「オシロに付属していたプローブをそのまま使っているけど、なんで先端に『×10』って書いてあるんだろう?」
「設計の先輩から『使う前に補償調整しろ』と言われたけど、調整ネジを回すと何が変わるのか、正直よくわからない…」
そんな疑問を抱えたまま、毎日オシロでスイッチング波形を測っていませんか?
この記事では、受動プローブの内部構造を回路図で開けて見せ、なぜ10:1減衰が必要なのか、補償調整は何を合わせているのか、調整がズレると波形がどう歪むのかを、実機で観測した波形とともに解説します。読み終わる頃には、客先監査で「このプローブで正しく測れている根拠は?」と聞かれても、図を描きながら答えられるようになります。
受動プローブの10:1減衰は、プローブ先端の9MΩ抵抗とオシロ入力の1MΩ抵抗による分圧で実現されています。ただし高周波では抵抗だけでなく寄生容量が分圧比を狂わせるため、プローブ内部に可変コンデンサ(補償コンデンサ)を内蔵し、抵抗比と容量比を一致させる「補償調整」が必須です。調整がズレると、方形波の角がオーバーシュート(過補償)または鈍り(過小補償)として現れます。

目次
そもそも受動プローブとは?オシロに最初から付いている「あの黒い棒」の正体
受動プローブとは、電源を必要とせず、抵抗・コンデンサといった受動部品だけで構成されたオシロ用プローブのことです。オシロスコープを買うと、必ず1〜2本付属している「あの黒い棒」がこれです。
受動プローブには大きく分けて2種類あります。
🔹 1:1プローブ:信号をそのままオシロに渡す。減衰なし。微小信号向きだが、帯域が狭く(数MHz程度)、入力容量が大きいため一般用途には不向き。
🔹 10:1プローブ:信号を1/10に減衰してオシロに渡す。帯域が広く(100〜500MHz)、入力容量も小さいため、ほとんどの現場で標準的に使われる。本記事の主役。
プローブの先端や根元に「×10」「10:1」と書かれていれば、それは10:1減衰プローブです。オシロ側で「プローブ倍率:10×」と設定すれば、画面に表示される電圧値は自動的に10倍補正されるため、操作上は「等倍で測っているような感覚」で使えます。
なぜ「減衰」が必要なのか?1:1でそのまま測ればいいのでは?
💡 章の要約:10:1減衰は「信号を弱めるため」ではなく、オシロ側から見た入力インピーダンスを高く(10倍)し、被測定回路への影響を減らすために存在します。
初心者がよく誤解するのが、「10:1は大きな電圧を測るために減衰させているんでしょ?」という解釈です。これは半分正解で半分間違いです。
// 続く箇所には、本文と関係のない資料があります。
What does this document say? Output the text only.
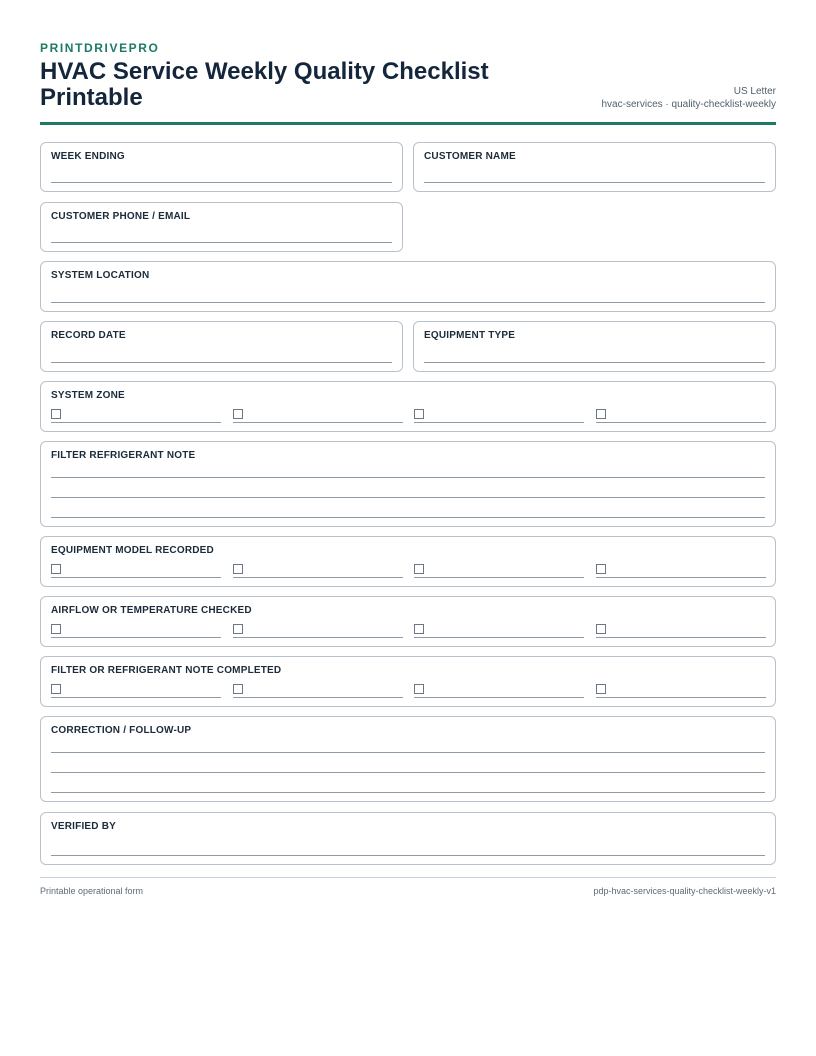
PRINTDRIVEPRO
HVAC Service Weekly Quality Checklist Printable	US Letter
hvac-services · quality-checklist-weekly
WEEK ENDING	CUSTOMER NAME
CUSTOMER PHONE / EMAIL
SYSTEM LOCATION
RECORD DATE	EQUIPMENT TYPE
SYSTEM ZONE
FILTER REFRIGERANT NOTE
EQUIPMENT MODEL RECORDED
AIRFLOW OR TEMPERATURE CHECKED
FILTER OR REFRIGERANT NOTE COMPLETED
CORRECTION / FOLLOW-UP
VERIFIED BY
Printable operational form	pdp-hvac-services-quality-checklist-weekly-v1
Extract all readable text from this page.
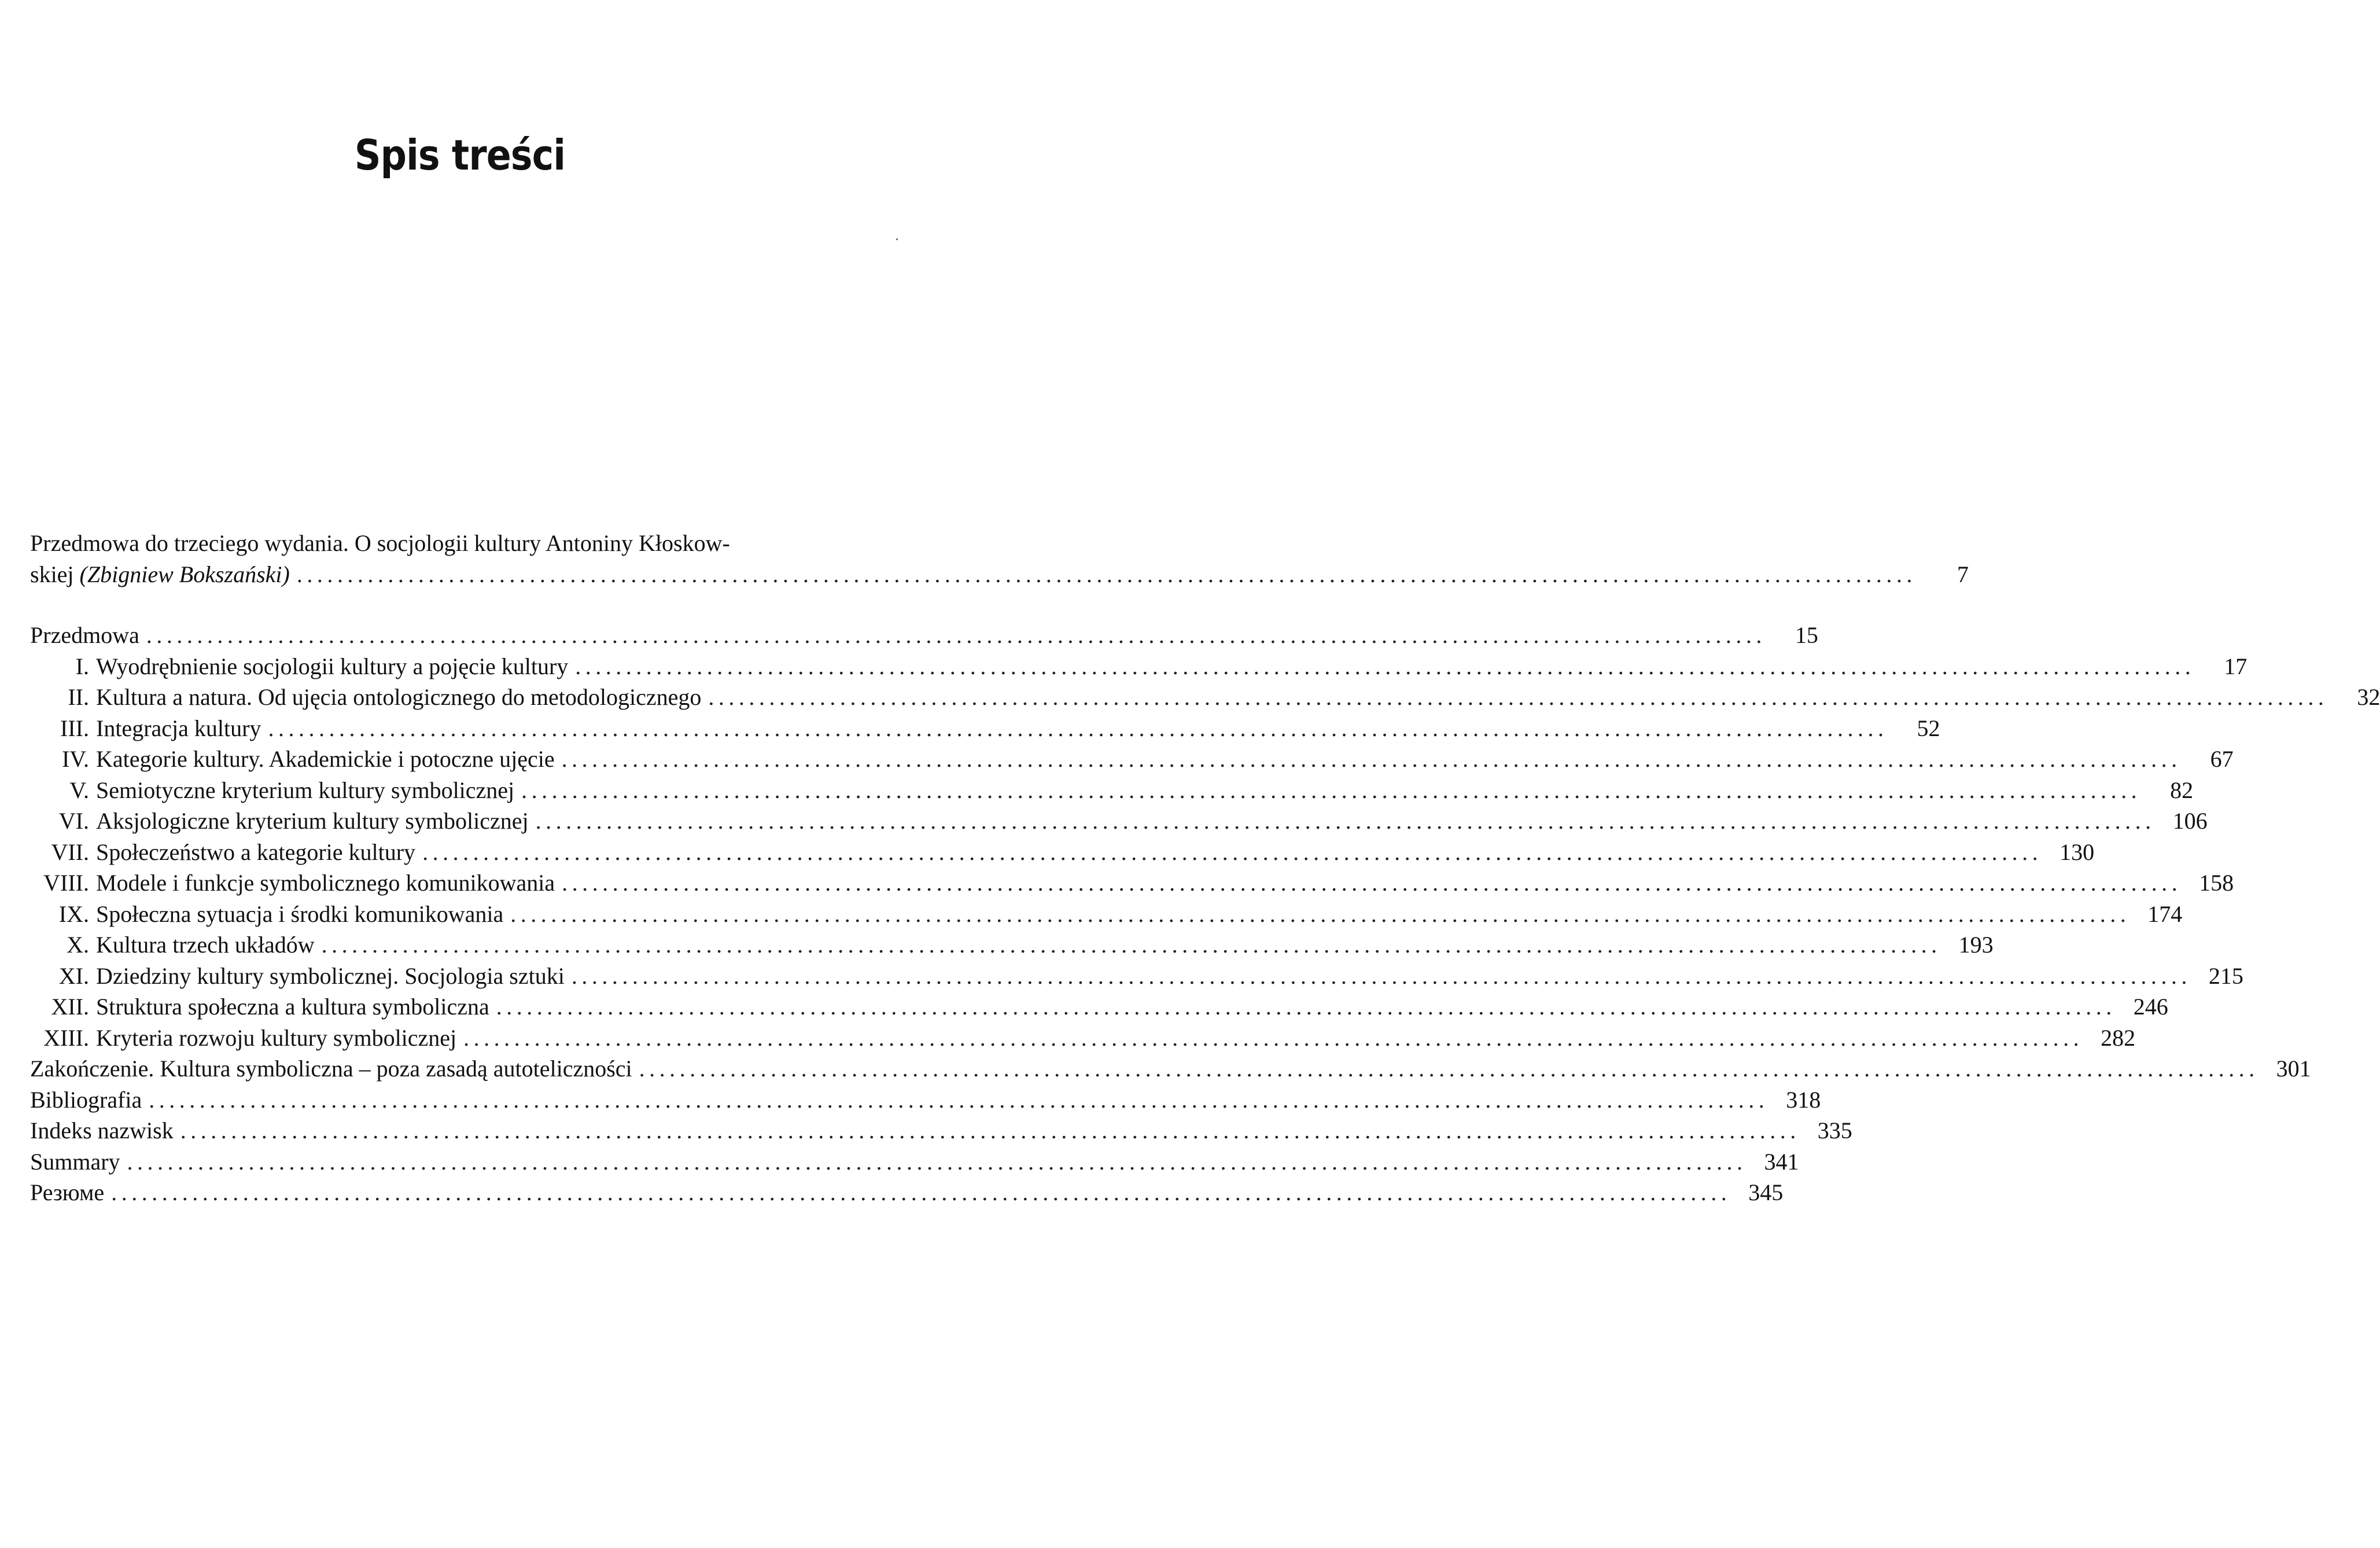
Spis treści
Przedmowa do trzeciego wydania. O socjologii kultury Antoniny Kłoskow-
skiej (Zbigniew Bokszański) ................................................................................................................................................................	7
Przedmowa ................................................................................................................................................................	15
I. Wyodrębnienie socjologii kultury a pojęcie kultury ................................................................................................................................................................	17
II. Kultura a natura. Od ujęcia ontologicznego do metodologicznego ................................................................................................................................................................	32
III. Integracja kultury ................................................................................................................................................................	52
IV. Kategorie kultury. Akademickie i potoczne ujęcie ................................................................................................................................................................	67
V. Semiotyczne kryterium kultury symbolicznej ................................................................................................................................................................	82
VI. Aksjologiczne kryterium kultury symbolicznej ................................................................................................................................................................ 106
VII. Społeczeństwo a kategorie kultury ................................................................................................................................................................ 130
VIII. Modele i funkcje symbolicznego komunikowania ................................................................................................................................................................ 158
IX. Społeczna sytuacja i środki komunikowania ................................................................................................................................................................ 174
X. Kultura trzech układów ................................................................................................................................................................ 193
XI. Dziedziny kultury symbolicznej. Socjologia sztuki ................................................................................................................................................................ 215
XII. Struktura społeczna a kultura symboliczna ................................................................................................................................................................ 246
XIII. Kryteria rozwoju kultury symbolicznej ................................................................................................................................................................ 282
Zakończenie. Kultura symboliczna – poza zasadą autoteliczności ................................................................................................................................................................ 301
Bibliografia ................................................................................................................................................................ 318
Indeks nazwisk ................................................................................................................................................................ 335
Summary ................................................................................................................................................................ 341
Резюме ................................................................................................................................................................ 345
本当の理由は「プローブ効果を減らすため」。オシロの入力インピーダンスは通常1MΩ ∥ 約15pFですが、これを直接回路に当てると、回路から見ると「1MΩの抵抗と15pFのコンデンサがぶら下がった」状態になります。高周波回路ではこの15pFが致命的で、共振周波数がズレたり、波形が鈍ったりします。
10:1プローブを使うと、被測定回路から見た入力インピーダンスは10MΩ ∥ 約10pF以下まで改善されます。つまり、減衰の代償として「回路を乱さない」というメリットを得ているわけです。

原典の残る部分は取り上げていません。